Assessment of RA was performed by measuring serum rheumatoid factor-Immunoglobulin M (RF-IgM), Cartilage Oligomeric Matrix Protein (COMP) as specific rheumatoid biomarkers, Erythrocyte Sedimentation Rate (ESR) and C-Reactive Protein (CRP) as inflammatory biomarkers to asses disease severity and activity. Blood and Synovial Fluid (SF) total and differential leukocytes were counted. Spleen and thymus indices were recorded while SIP levels were assayed in blood, spleen and thymus. Paws Cyclooxygenase-2 (COX-2) and Prostaglandin-E2 (PG-E2) proteins were quantified.
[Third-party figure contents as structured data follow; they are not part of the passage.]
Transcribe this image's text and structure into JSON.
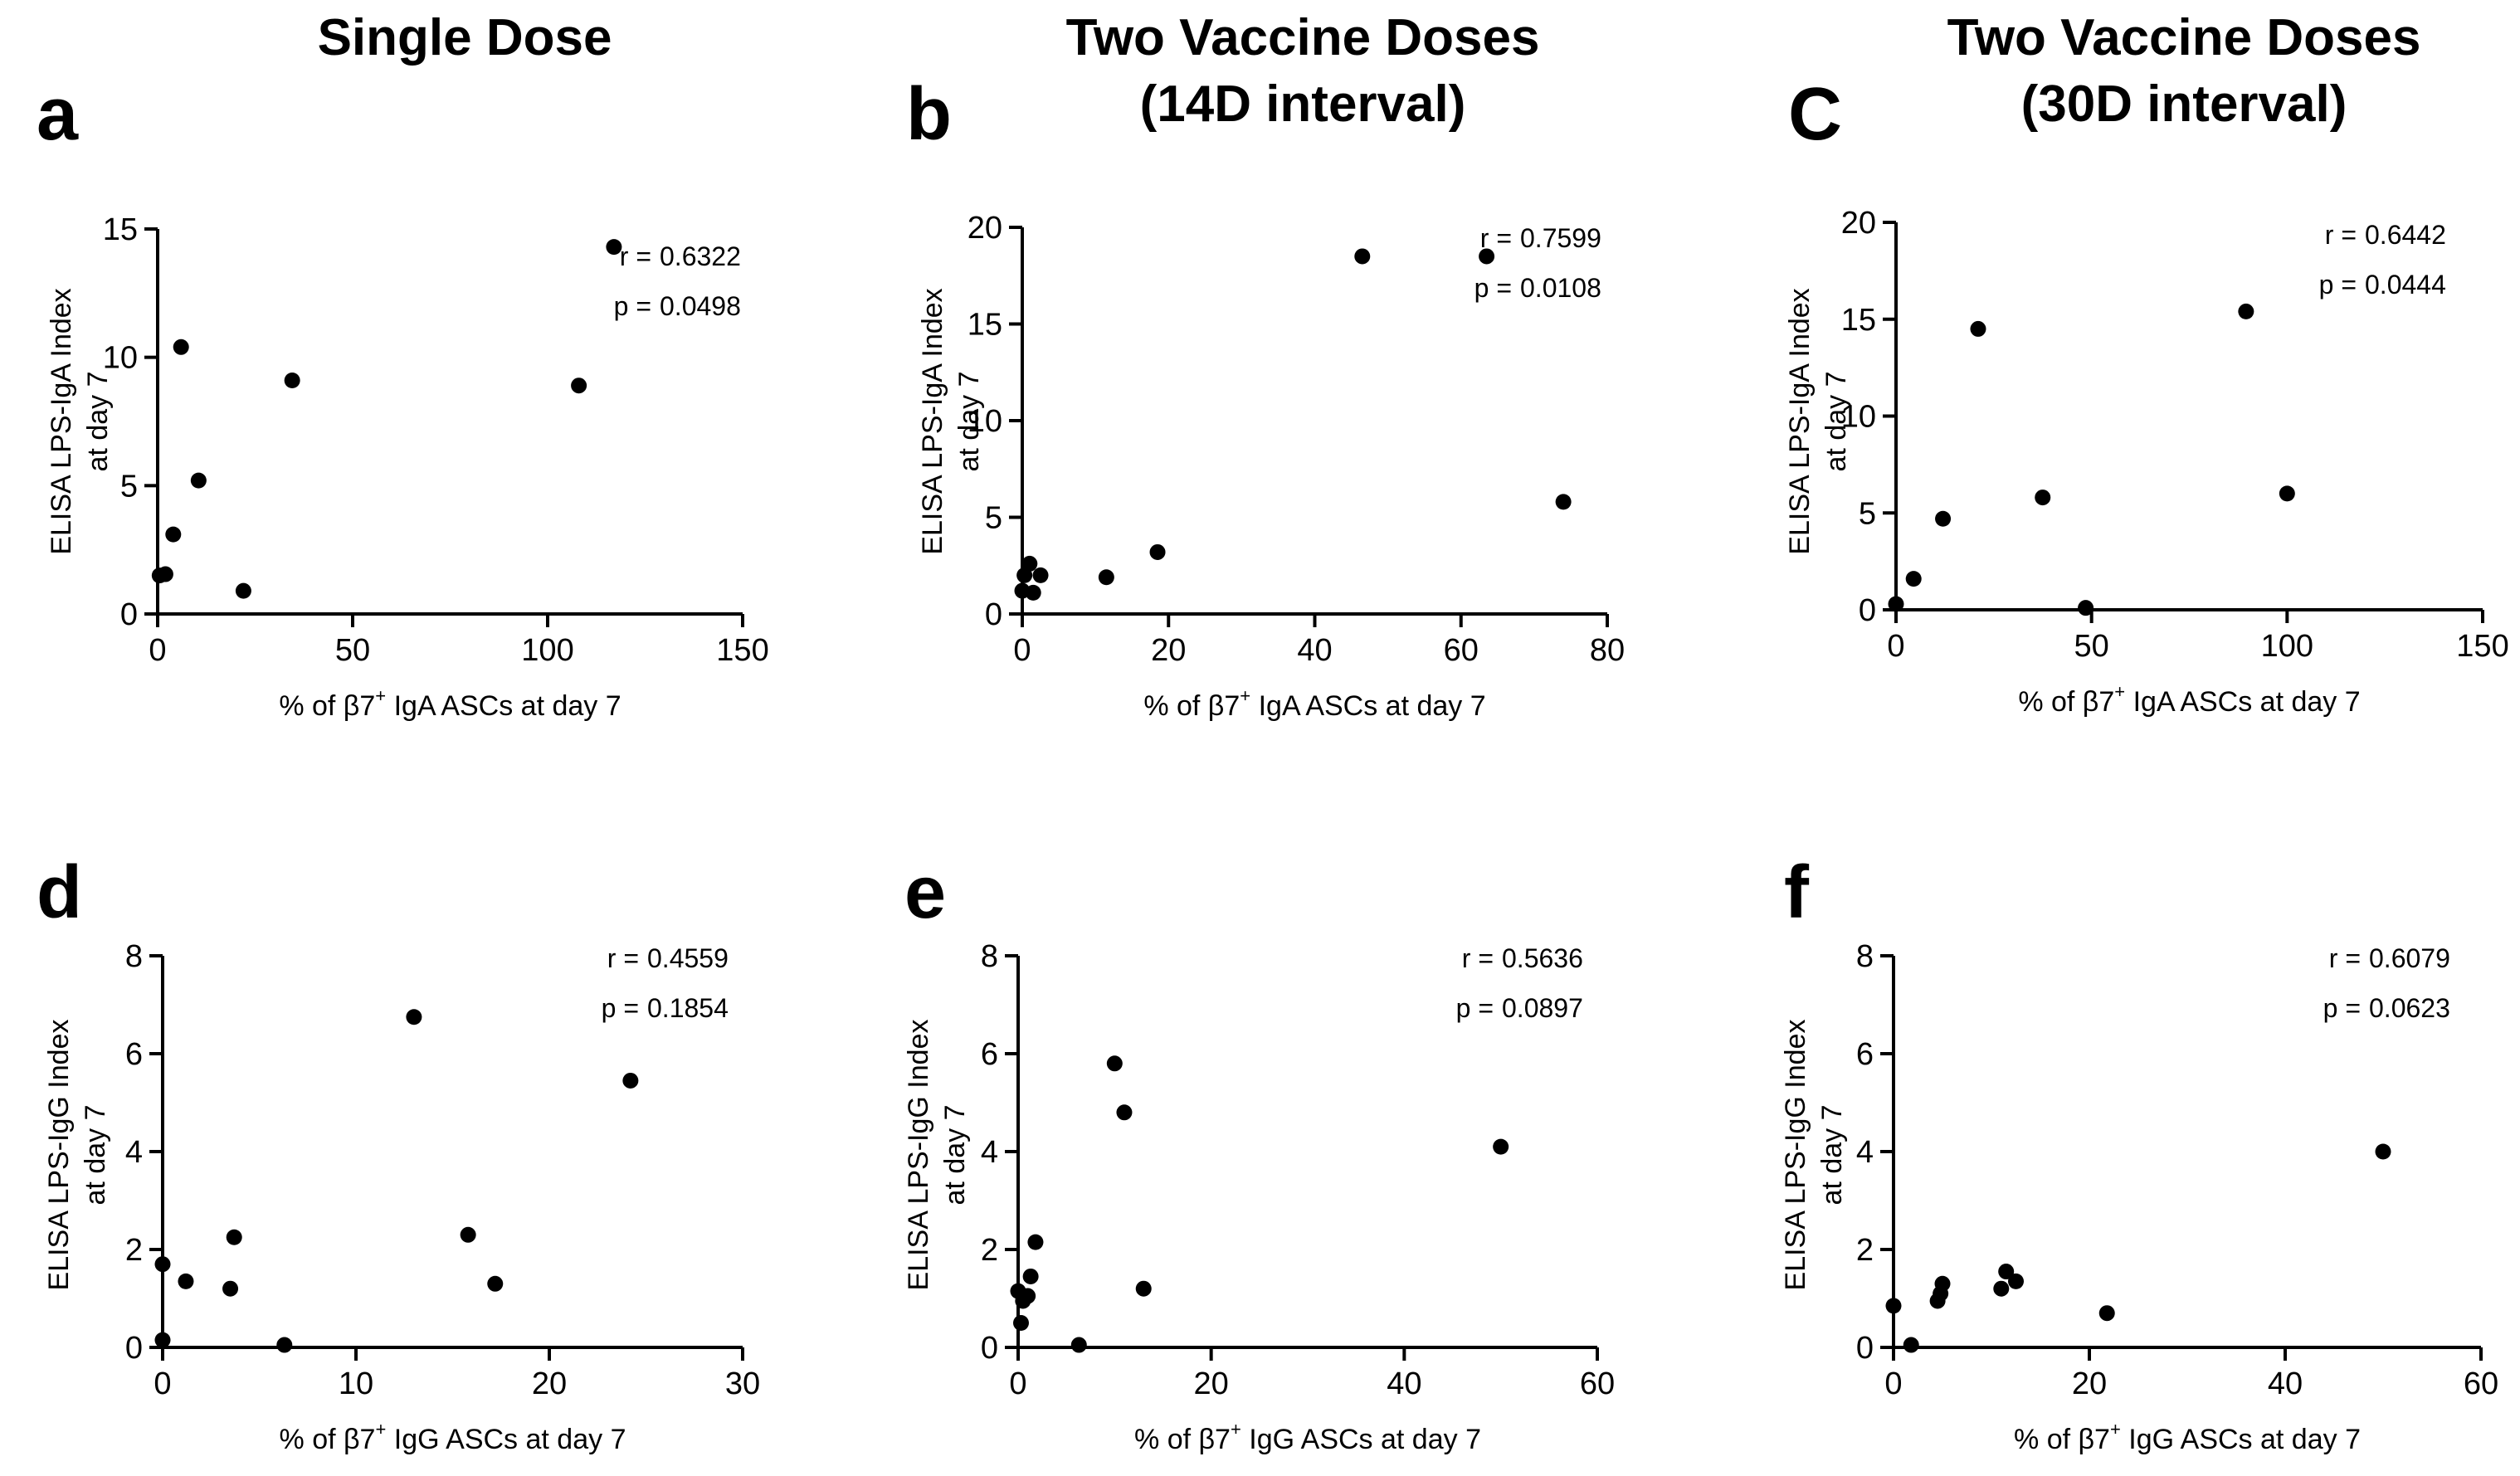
{
  "figure": {
    "column_titles": [
      [
        "Single Dose"
      ],
      [
        "Two Vaccine Doses",
        "(14D interval)"
      ],
      [
        "Two Vaccine Doses",
        "(30D interval)"
      ]
    ]
  },
  "chart_data": [
    {
      "type": "scatter",
      "panel": "a",
      "title": "",
      "xlabel": "% of β7+ IgA ASCs at day 7",
      "ylabel_lines": [
        "ELISA LPS-IgA Index",
        "at day 7"
      ],
      "xlim": [
        0,
        150
      ],
      "ylim": [
        0,
        15
      ],
      "xticks": [
        0,
        50,
        100,
        150
      ],
      "yticks": [
        0,
        5,
        10,
        15
      ],
      "points": [
        [
          0.5,
          1.5
        ],
        [
          2,
          1.55
        ],
        [
          4,
          3.1
        ],
        [
          6,
          10.4
        ],
        [
          10.5,
          5.2
        ],
        [
          22,
          0.9
        ],
        [
          34.5,
          9.1
        ],
        [
          108,
          8.9
        ],
        [
          117,
          14.3
        ]
      ],
      "stats": {
        "r_label": "r =",
        "r_value": "0.6322",
        "p_label": "p =",
        "p_value": "0.0498"
      }
    },
    {
      "type": "scatter",
      "panel": "b",
      "title": "",
      "xlabel": "% of β7+ IgA ASCs at day 7",
      "ylabel_lines": [
        "ELISA LPS-IgA Index",
        "at day 7"
      ],
      "xlim": [
        0,
        80
      ],
      "ylim": [
        0,
        20
      ],
      "xticks": [
        0,
        20,
        40,
        60,
        80
      ],
      "yticks": [
        0,
        5,
        10,
        15,
        20
      ],
      "points": [
        [
          0,
          1.2
        ],
        [
          0.3,
          2.0
        ],
        [
          1.0,
          2.6
        ],
        [
          1.5,
          1.1
        ],
        [
          2.5,
          2.0
        ],
        [
          11.5,
          1.9
        ],
        [
          18.5,
          3.2
        ],
        [
          46.5,
          18.5
        ],
        [
          63.5,
          18.5
        ],
        [
          74,
          5.8
        ]
      ],
      "stats": {
        "r_label": "r =",
        "r_value": "0.7599",
        "p_label": "p =",
        "p_value": "0.0108"
      }
    },
    {
      "type": "scatter",
      "panel": "C",
      "title": "",
      "xlabel": "% of β7+ IgA ASCs at day 7",
      "ylabel_lines": [
        "ELISA LPS-IgA Index",
        "at day 7"
      ],
      "xlim": [
        0,
        150
      ],
      "ylim": [
        0,
        20
      ],
      "xticks": [
        0,
        50,
        100,
        150
      ],
      "yticks": [
        0,
        5,
        10,
        15,
        20
      ],
      "points": [
        [
          0,
          0.3
        ],
        [
          4.5,
          1.6
        ],
        [
          12,
          4.7
        ],
        [
          21,
          14.5
        ],
        [
          37.5,
          5.8
        ],
        [
          48.5,
          0.1
        ],
        [
          89.5,
          15.4
        ],
        [
          100,
          6.0
        ]
      ],
      "stats": {
        "r_label": "r =",
        "r_value": "0.6442",
        "p_label": "p =",
        "p_value": "0.0444"
      }
    },
    {
      "type": "scatter",
      "panel": "d",
      "title": "",
      "xlabel": "% of β7+ IgG ASCs at day 7",
      "ylabel_lines": [
        "ELISA LPS-IgG Index",
        "at day 7"
      ],
      "xlim": [
        0,
        30
      ],
      "ylim": [
        0,
        8
      ],
      "xticks": [
        0,
        10,
        20,
        30
      ],
      "yticks": [
        0,
        2,
        4,
        6,
        8
      ],
      "points": [
        [
          0,
          1.7
        ],
        [
          0,
          0.15
        ],
        [
          1.2,
          1.35
        ],
        [
          3.5,
          1.2
        ],
        [
          3.7,
          2.25
        ],
        [
          6.3,
          0.05
        ],
        [
          13,
          6.75
        ],
        [
          15.8,
          2.3
        ],
        [
          17.2,
          1.3
        ],
        [
          24.2,
          5.45
        ]
      ],
      "stats": {
        "r_label": "r =",
        "r_value": "0.4559",
        "p_label": "p =",
        "p_value": "0.1854"
      }
    },
    {
      "type": "scatter",
      "panel": "e",
      "title": "",
      "xlabel": "% of β7+ IgG ASCs at day 7",
      "ylabel_lines": [
        "ELISA LPS-IgG Index",
        "at day 7"
      ],
      "xlim": [
        0,
        60
      ],
      "ylim": [
        0,
        8
      ],
      "xticks": [
        0,
        20,
        40,
        60
      ],
      "yticks": [
        0,
        2,
        4,
        6,
        8
      ],
      "points": [
        [
          0,
          1.15
        ],
        [
          0.3,
          0.5
        ],
        [
          0.5,
          0.95
        ],
        [
          1,
          1.05
        ],
        [
          1.3,
          1.45
        ],
        [
          1.8,
          2.15
        ],
        [
          6.3,
          0.05
        ],
        [
          10,
          5.8
        ],
        [
          11,
          4.8
        ],
        [
          13,
          1.2
        ],
        [
          50,
          4.1
        ]
      ],
      "stats": {
        "r_label": "r =",
        "r_value": "0.5636",
        "p_label": "p =",
        "p_value": "0.0897"
      }
    },
    {
      "type": "scatter",
      "panel": "f",
      "title": "",
      "xlabel": "% of β7+ IgG ASCs at day 7",
      "ylabel_lines": [
        "ELISA LPS-IgG Index",
        "at day 7"
      ],
      "xlim": [
        0,
        60
      ],
      "ylim": [
        0,
        8
      ],
      "xticks": [
        0,
        20,
        40,
        60
      ],
      "yticks": [
        0,
        2,
        4,
        6,
        8
      ],
      "points": [
        [
          0,
          0.85
        ],
        [
          1.8,
          0.05
        ],
        [
          4.5,
          0.95
        ],
        [
          4.8,
          1.1
        ],
        [
          5,
          1.3
        ],
        [
          11,
          1.2
        ],
        [
          11.5,
          1.55
        ],
        [
          12.5,
          1.35
        ],
        [
          21.8,
          0.7
        ],
        [
          50,
          4.0
        ]
      ],
      "stats": {
        "r_label": "r =",
        "r_value": "0.6079",
        "p_label": "p =",
        "p_value": "0.0623"
      }
    }
  ]
}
Results: Compared to normal control group, the arthritic rats displayed dramatic increase in blood inflammatory cells with massive joint cellular infiteration, increased arthritis scores, spleen and thymus indices, flaring in disease activity with cartilage erosion, upregulated paw COX-2/PGE2 protein levels together with increased SIP levels and high SIP gradient between blood and thymus, spleen.The anti-inflammatory and chondroprotective effects of FTY-720, similar to pred, was associated with decreased arthritis scores, recruitment of leukocytes into the inflamed joint, paw COX-2/PGE2 levels, and spleen index. Unlike the non significant effect of FTY-720 on thymus index, it was decreased under pred treatment. There were non significant change in SIP level and gradient in pred treated group while SIP level was increased with obliterated gradient with FTY 720 treatment, compared to the MCIA challenged female albino rats.
Conclusion: FTY720 was as potent as pred for suppressing arthritis, mostly through modulation of SIP signaling and COX-2/PG-E2 axis suggesting FTY 720 may be an effective candidate drug for treating human with RA.